Editor’s Note: John Phillips is a tight end for the San Diego Chargers. After graduation from the University of Virginia, he’s played in the NFL (National Football League) for 6 years. Being born and raised in Virginia, he can’t remember a time when he hasn’t hunted for black bears, grey squirrels and all animals in-between.
I’ve been playing professional football for 6 years. When I’m asked, “How long do you think you can stay in the game?” my answer to that question is, “As long as my body will hold up.” I’m hoping I can play for several more years. I do a lot of things besides play tight end. My main job is to move guys that don’t want to be moved and take them to places they don’t want to go. Football is a very physical and demanding sport. I’m 6-foot, 6-inches tall and weigh 260 pounds.
Another question I’m asked a lot is, “How much weight can you bench press?” My answer is, “If I have to push a heavy weight off my stomach then that means I’m on the ground, and some big lineman is on top of me.” I work out on an incline bench. We spend more time in the weight room doing repetitions with weights than we do trying to max out the weight we can push up when on our backs. No football players want to ever be on their backs. Our job is to put other people on their backs. So, we do a lot of functional training like power lifting and explosion type exercises. When you get to this professional level of football, keeping your joints healthy is a major concern. We’ll use lighter weights and try to push them off our chests. We do more repetitions with the lighter weights than we do trying to see how much weight we can lift. I realize, if I’m ever flat on my back and pushing a 300-pound guy off my chest, I’ve just lost the fight. We do the incline press instead of the bench press, because we want to strengthen our muscles, so we can push players away from us, instead of having them land on top of us. We do a lot of heavy weights when we’re doing squat lifts, because we want our legs to be strong. Most of our power comes from our legs and our backs.

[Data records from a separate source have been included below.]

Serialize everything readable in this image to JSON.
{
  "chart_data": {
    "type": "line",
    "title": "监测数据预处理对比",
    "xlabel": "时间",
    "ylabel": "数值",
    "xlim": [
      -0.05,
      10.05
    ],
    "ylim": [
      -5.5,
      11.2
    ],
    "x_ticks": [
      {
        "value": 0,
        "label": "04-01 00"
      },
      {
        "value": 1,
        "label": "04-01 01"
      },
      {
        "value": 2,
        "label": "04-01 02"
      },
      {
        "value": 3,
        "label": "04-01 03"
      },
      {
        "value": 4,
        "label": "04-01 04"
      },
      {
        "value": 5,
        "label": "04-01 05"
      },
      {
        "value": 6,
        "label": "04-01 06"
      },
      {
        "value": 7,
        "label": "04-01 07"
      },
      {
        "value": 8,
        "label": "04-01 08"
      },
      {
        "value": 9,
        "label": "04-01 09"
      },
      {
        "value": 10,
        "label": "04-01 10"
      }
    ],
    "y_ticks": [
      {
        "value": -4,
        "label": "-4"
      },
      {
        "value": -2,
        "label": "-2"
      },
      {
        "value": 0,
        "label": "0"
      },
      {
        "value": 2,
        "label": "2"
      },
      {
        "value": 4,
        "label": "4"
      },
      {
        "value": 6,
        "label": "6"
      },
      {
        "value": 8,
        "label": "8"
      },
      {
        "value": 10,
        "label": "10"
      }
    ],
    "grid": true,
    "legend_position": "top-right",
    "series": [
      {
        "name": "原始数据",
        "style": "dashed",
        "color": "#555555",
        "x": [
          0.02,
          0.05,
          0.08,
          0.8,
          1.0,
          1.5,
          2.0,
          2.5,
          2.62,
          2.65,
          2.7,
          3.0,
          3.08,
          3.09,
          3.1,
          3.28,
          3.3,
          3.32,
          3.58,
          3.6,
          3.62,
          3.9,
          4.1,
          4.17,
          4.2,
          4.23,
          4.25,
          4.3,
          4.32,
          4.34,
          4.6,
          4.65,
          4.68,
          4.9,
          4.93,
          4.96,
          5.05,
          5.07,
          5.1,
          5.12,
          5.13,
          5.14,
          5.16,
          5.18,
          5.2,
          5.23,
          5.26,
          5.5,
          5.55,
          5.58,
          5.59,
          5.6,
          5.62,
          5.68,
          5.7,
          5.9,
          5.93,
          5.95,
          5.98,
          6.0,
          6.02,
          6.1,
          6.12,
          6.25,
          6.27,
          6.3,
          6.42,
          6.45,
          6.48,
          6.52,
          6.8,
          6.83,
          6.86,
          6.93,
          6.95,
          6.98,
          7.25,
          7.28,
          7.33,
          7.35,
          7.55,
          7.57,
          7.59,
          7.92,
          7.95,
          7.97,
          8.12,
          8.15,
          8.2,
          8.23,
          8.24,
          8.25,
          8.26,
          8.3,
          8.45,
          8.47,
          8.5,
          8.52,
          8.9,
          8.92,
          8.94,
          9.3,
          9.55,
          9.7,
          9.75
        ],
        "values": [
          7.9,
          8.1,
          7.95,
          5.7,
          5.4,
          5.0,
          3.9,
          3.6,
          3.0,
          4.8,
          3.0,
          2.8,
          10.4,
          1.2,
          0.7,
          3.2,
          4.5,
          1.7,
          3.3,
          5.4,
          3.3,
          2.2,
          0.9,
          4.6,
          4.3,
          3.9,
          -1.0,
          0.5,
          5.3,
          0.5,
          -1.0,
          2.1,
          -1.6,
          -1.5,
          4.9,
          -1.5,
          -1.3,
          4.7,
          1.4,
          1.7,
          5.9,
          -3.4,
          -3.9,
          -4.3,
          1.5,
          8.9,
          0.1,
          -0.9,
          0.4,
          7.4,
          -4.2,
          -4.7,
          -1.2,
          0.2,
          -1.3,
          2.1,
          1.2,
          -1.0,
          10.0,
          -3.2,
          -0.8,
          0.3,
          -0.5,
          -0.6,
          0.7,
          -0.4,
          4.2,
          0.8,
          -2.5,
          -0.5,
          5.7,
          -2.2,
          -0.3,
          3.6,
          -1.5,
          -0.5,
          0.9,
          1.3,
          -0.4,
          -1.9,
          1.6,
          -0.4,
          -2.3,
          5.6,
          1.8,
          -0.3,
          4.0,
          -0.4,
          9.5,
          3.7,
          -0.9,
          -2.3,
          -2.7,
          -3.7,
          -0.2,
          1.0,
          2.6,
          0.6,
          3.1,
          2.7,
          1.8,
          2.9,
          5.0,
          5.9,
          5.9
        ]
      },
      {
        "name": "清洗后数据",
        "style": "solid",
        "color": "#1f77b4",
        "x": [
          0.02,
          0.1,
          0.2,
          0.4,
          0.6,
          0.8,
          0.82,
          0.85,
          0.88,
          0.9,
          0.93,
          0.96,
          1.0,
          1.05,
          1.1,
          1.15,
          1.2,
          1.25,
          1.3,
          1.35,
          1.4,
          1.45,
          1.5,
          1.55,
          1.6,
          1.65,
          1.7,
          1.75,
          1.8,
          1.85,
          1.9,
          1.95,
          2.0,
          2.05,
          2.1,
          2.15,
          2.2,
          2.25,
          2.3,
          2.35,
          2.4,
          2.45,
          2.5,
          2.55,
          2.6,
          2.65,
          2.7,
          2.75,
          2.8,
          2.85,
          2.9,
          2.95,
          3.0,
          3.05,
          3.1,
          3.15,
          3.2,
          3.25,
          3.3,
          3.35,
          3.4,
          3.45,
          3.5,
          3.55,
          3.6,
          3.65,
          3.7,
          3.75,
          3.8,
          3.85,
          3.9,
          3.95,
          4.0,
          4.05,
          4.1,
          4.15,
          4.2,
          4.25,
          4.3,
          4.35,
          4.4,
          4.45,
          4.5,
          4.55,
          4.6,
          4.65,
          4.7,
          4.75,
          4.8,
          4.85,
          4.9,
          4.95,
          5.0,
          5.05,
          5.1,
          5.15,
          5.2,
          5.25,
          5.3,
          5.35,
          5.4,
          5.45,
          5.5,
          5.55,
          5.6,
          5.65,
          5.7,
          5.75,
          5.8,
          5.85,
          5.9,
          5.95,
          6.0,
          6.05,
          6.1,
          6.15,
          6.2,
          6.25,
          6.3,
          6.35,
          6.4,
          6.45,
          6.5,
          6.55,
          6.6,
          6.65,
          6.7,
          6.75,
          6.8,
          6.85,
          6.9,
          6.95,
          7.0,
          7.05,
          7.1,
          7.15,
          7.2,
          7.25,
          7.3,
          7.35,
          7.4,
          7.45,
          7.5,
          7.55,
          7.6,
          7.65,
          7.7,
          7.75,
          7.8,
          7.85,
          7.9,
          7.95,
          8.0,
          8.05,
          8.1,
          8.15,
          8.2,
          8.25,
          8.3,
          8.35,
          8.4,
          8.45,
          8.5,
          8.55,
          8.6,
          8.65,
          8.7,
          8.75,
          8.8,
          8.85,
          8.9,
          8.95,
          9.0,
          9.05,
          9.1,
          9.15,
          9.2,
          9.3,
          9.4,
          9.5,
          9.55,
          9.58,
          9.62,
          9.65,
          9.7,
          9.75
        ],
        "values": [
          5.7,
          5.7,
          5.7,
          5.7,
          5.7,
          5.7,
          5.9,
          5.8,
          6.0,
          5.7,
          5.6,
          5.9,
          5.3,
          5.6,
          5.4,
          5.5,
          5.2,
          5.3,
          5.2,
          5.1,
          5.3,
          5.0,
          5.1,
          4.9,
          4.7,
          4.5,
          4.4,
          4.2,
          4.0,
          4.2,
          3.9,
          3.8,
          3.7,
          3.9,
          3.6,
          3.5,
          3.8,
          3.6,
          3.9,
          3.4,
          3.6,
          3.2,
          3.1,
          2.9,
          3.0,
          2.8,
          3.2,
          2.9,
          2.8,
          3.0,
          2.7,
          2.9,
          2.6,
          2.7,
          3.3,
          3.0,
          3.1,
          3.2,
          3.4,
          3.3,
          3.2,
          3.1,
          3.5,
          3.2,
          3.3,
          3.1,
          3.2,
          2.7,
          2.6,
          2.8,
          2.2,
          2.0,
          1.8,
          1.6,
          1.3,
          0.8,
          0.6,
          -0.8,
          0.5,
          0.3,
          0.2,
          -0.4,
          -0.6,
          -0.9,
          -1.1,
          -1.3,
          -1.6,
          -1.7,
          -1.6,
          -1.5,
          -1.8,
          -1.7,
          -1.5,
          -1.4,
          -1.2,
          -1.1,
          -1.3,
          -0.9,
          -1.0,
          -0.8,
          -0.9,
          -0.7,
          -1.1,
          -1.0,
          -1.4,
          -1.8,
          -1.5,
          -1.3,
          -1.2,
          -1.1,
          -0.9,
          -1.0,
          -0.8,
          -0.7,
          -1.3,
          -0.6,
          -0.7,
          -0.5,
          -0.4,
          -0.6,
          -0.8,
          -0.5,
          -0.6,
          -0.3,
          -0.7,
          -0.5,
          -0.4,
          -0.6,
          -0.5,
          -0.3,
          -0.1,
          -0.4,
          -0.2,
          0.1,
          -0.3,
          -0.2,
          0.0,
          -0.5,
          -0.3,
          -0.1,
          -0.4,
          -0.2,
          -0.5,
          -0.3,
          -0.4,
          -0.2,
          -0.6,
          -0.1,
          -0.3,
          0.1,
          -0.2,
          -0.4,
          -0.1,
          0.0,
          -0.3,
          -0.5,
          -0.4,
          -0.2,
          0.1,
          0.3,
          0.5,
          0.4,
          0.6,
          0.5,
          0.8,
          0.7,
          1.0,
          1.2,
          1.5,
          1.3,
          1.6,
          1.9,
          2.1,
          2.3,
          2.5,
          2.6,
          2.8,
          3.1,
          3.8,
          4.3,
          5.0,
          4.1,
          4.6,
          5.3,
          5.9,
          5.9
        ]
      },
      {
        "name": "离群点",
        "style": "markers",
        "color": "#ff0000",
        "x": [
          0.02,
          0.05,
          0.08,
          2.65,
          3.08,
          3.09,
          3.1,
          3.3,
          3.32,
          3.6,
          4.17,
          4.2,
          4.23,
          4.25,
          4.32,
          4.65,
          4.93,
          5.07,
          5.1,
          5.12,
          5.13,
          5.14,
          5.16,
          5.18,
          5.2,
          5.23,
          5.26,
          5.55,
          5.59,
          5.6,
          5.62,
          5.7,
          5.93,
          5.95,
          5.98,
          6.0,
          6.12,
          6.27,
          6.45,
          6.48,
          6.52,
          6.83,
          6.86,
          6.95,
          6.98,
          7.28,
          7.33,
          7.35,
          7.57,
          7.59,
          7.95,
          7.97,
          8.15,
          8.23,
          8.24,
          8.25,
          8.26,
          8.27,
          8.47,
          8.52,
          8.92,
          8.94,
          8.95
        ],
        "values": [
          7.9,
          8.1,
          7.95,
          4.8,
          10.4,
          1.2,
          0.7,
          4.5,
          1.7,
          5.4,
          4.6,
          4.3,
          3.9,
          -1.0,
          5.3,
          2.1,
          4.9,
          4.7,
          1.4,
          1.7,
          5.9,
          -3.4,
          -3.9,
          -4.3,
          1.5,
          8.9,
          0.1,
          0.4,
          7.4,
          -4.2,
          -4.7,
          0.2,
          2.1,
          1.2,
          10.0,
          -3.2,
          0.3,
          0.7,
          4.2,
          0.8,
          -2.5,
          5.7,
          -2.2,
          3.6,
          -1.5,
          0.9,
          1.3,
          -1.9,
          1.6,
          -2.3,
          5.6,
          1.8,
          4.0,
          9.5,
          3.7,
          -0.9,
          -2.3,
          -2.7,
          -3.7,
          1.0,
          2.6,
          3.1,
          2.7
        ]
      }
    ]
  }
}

As much as we train our bodies, we put in as much if not more time training our minds as professional football players. Most football fans never see or understand how much of a mental game football really is. When we get home from a 12-hour day of practice or playing, we usually have to watch at least 2 hours of film about our next opponent. Actually, watch isn’t a good word. We have to intensely study the film of our opponents. We have different opponents every week. Each member of a professional football team has one or two specific opponents that he has to learn everything he can about before game day. We study hours and hours and hours each week. We study our opponents to try and look for advantages and keys that will tell us what that opponent will do, before he does it. Football is really a big chess match, where you take off the pads and look beyond the goal posts and crowds. Each player on the football team is trying to outthink the man in front of him, or the man he’ll compete against, once the ball is snapped.
A good deer hunter studies the land he’ll be hunting. He gets clues from the deer signs in the woods. Maybe he has trail-camera pictures that actually show him the buck he’s trying to take. Then the deer hunter tries to determine when and where that buck will be the most vulnerable. Professional football is much like being a good deer hunter. You do everything you can to put yourself in a situation to win on the day you’re going to hunt that deer. For the football player, on game day when I have to match up with the players I’ve been studying all week, I try to mentally prepare myself to be in the right place at the right time to try and be successful for myself and my team.